The largest of these organisms are about the size of these periods...... The vast majority are much smaller. The explosion is triggered by diatoms, wondrous, single-celled algae enclosed in an exquisite shell of silicon. Fed by sunlight, the diatoms begin to reproduce, one diatom becoming a million within a month. While an individual diatom is quite invisible, their massive blooms can be seen from the air or, in some cases, from space.
The diatoms, in turn, provide food for zooplankton. There are euphausiids and copepods, which are essentially tiny shrimp, and trillions of chaetognaths, needlelike critters that can actually grow big enough to see with the naked eye. The same bloom includes countless newly-hatched fish and crabs and octopus and other sealife that spend their first weeks and months drifting with the plankton, feeding and being fed upon.
In a rich ecosystem like Puget Sound, the result is a vast soup. Scoop a cup of water from the sound and it looks like, OK, water. But take a drop of that water and slide it under a low-powered microscope, and that droplet is transformed into a throbbing menagerie of copepods and chaetognaths and diatoms and everything in between. Watch long enough, and you’ll find the bigger guys feeding on the little guys.
Given the opportunity, and perhaps a reason, some of those guys will sparkle. Hundreds of organisms, from the fireflies back east to deep-water fish, have the ability to glow in the dark or, in scientific terms, “bioluminesce.” It’s a chemical reaction that takes place either as a continuous glow or an instantaneous flash.
Dr. Claudia Mills, a biologist at the University of Washington marine labs in Friday Harbor, studies some 60 to 70 Northwest species of jellyfish, about half of which are bioluminescent. When she paddles at night, she’ll occasionally glimpse the warm glow of a jelly.
But most of what we see at the surface are those everlovin’ dinoflagellates, she says.
Dinoflagellates are actually a diverse family of single-celled organisms, all microscopic, that drift with the rest of the plankton. Each consists of two transluscent cones, joined at the base, with a whip-like appendage that causes it to spin, like a top, according to Richard Strickland, the University of Washington biologist who literally wrote the book – “The Fertile Fjord” – on Puget Sound plankton.
Dinoflagellates don’t qualify as either plants, nor animals, but as algae. They photosynthesize like plants, converting the sun’s energy to food. But they also use those tiny flagella to propel themselves vertically in the water column. During the winter, they’re less active and less abundant.
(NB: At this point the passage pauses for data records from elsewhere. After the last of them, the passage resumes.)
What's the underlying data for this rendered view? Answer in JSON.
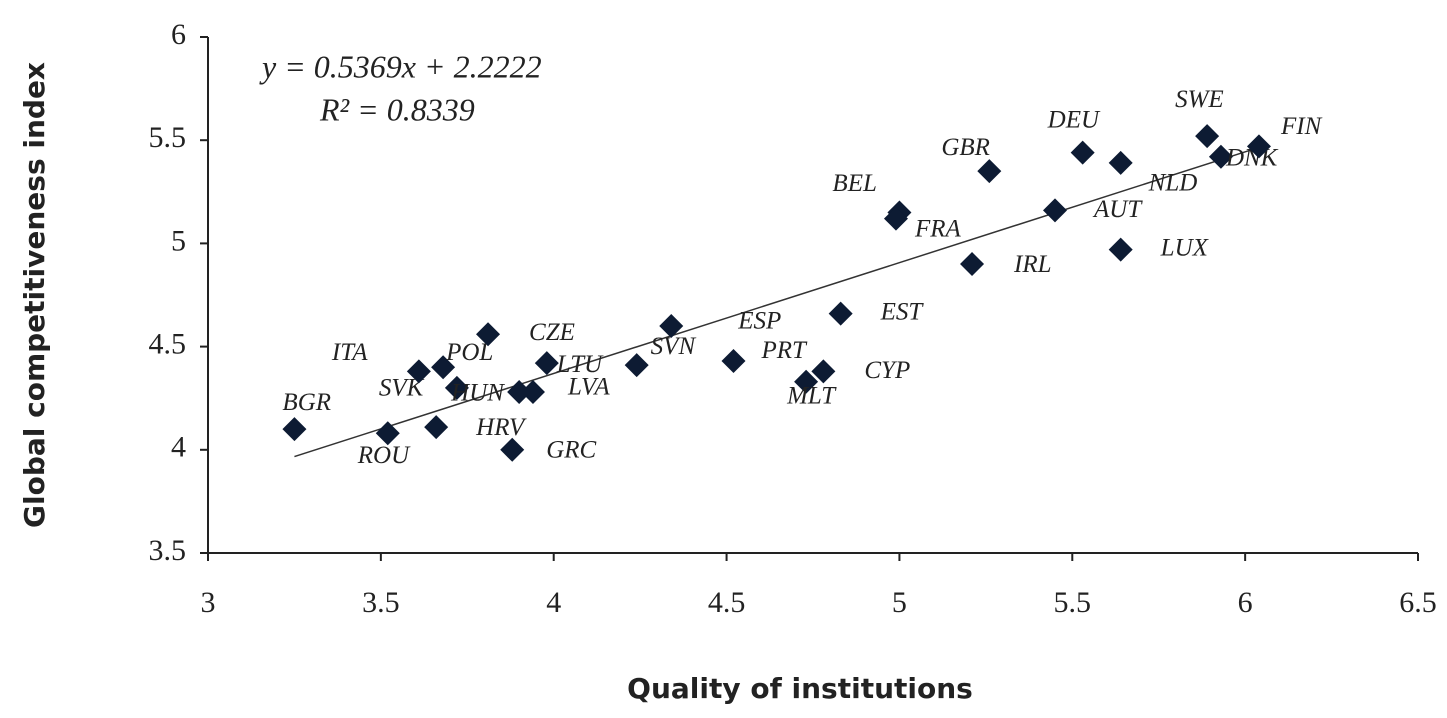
{
  "chart_data": {
    "type": "scatter",
    "xlabel": "Quality of institutions",
    "ylabel": "Global competitiveness index",
    "annotations": [
      "y = 0.5369x + 2.2222",
      "R² = 0.8339"
    ],
    "trendline": {
      "slope": 0.5369,
      "intercept": 2.2222,
      "x": [
        3.25,
        6.05
      ]
    },
    "labels": [
      "BGR",
      "ROU",
      "HRV",
      "GRC",
      "SVK",
      "ITA",
      "POL",
      "CZE",
      "HUN",
      "LVA",
      "LTU",
      "SVN",
      "ESP",
      "PRT",
      "MLT",
      "CYP",
      "EST",
      "BEL",
      "FRA",
      "IRL",
      "GBR",
      "AUT",
      "DEU",
      "NLD",
      "LUX",
      "SWE",
      "DNK",
      "FIN"
    ],
    "x": [
      3.25,
      3.52,
      3.66,
      3.88,
      3.72,
      3.61,
      3.68,
      3.81,
      3.9,
      3.94,
      3.98,
      4.24,
      4.34,
      4.52,
      4.73,
      4.78,
      4.83,
      5.0,
      4.99,
      5.21,
      5.26,
      5.45,
      5.53,
      5.64,
      5.64,
      5.89,
      5.93,
      6.04
    ],
    "values": [
      4.1,
      4.08,
      4.11,
      4.0,
      4.3,
      4.38,
      4.4,
      4.56,
      4.28,
      4.28,
      4.42,
      4.41,
      4.6,
      4.43,
      4.33,
      4.38,
      4.66,
      5.15,
      5.12,
      4.9,
      5.35,
      5.16,
      5.44,
      5.39,
      4.97,
      5.52,
      5.42,
      5.47
    ],
    "color": "#0d1b33",
    "xlim": [
      3,
      6.5
    ],
    "xticks": [
      3,
      3.5,
      4,
      4.5,
      5,
      5.5,
      6,
      6.5
    ],
    "ylim": [
      3.5,
      6
    ],
    "yticks": [
      3.5,
      4,
      4.5,
      5,
      5.5,
      6
    ],
    "grid": false
  }
}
But as the days lengthen, they multiply and move closer to the surface, soaking up energy by day and, when stimulated, glowing by night.
By midsummer, it’s showtime. In most cases, they only glitter at night, employing a circadian rhythm so they don’t waste energy during daylight. Reversing the cycle in a laboratory might take a week or more.
Scientists understand how the process works, Mills says. But why do they glitter? Some years ago, I toured the Scripps Research Institute in San Diego, and spent a couple of hours with a researcher who was trying to answer that question. “We understand the chemistry pretty well,” she said. “But we’re still trying to figure out the function.”
They’re still working on that, says Mills. The prevailing theory is that the luminescence is defensive, serving as a natural burglar alarm or “startle response.” When threatened by larger predators, the dinos flash green, which may attract even larger predators that hopefully will eat their predators, sparing the dino.
Then again, maybe they’re just showing off, treating the rest of us to a glimpse of Mother Nature’s springtime brilliance.